张业成大半的报业生涯就是在一条险峻的道路摸索前进,但他不认同一个对抗性的新闻业(Adversary Journalism),他相信的是政府与媒体的共生关系。回首过去,他觉得这种内在的矛盾反使他们不断改进专业的判断力,对政府的想法看得更清楚,更了解政府如何治理新加坡。《海峡时报》因而不断改良它的报道方式,致使它更具权威。
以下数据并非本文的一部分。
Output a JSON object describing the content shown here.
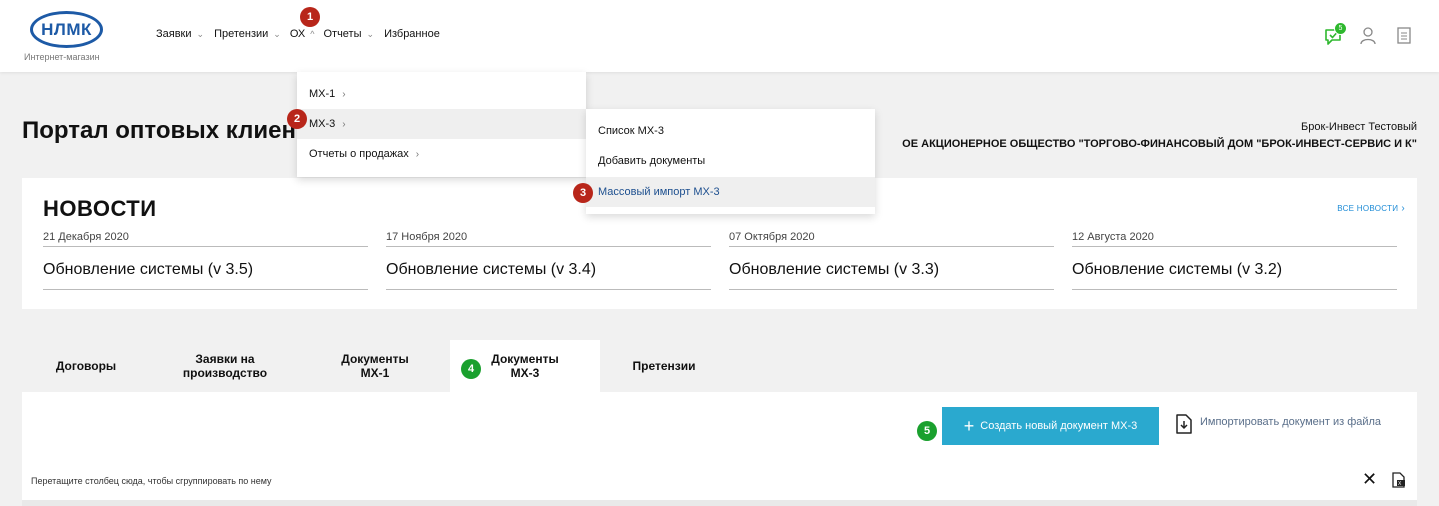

“秀才不出门,能知天下事”这句古老的俗语,反映了读者对新闻工作者的景仰与期待。张业成的理想与现实究竟距离有多远,见仁见智,但是他的专业精神以及他把新闻事业视为一种崇高追求的那份执着值得嘉许。对于想要深入了解新加坡新闻工作者如何走到今天地步的人,张业成的回忆录是不可多得的一架内窥镜。一位媒体人士与笔者分享他的读后感,他说有人读后会为一个新加坡模式报业的形成感到自豪,有人会感叹报人没有骨气,有人会觉得报人的处境值得同情。笔者想,一本可以令人有不同解读的书,应该就是一本值得一读的书吧。

 

注:美国宪法第一修正案规定“不得立法……侵犯言论自由或出版自由”。几经美国联邦最高法院的诠释,这段简洁的文字成了保护新闻业言论自由与出版自由的神圣法律根据。18世纪末美国联邦最高法院大法官波特•斯图尔特(Potter Steward)同英国政治哲学家爱梦•布克(Edmund Burke)同时认为,宪法之所以维护言论自由和出版自由,就是要维持一个有组织而且负责任的新闻界存在,使之成为立法、行政、司法三权之外的第四权力中心,真正起到监督政府、防止政府滥权的作用。这一说法至今仍是美国司法界在处理涉及报业的诽谤官司时所坚持的基本立场。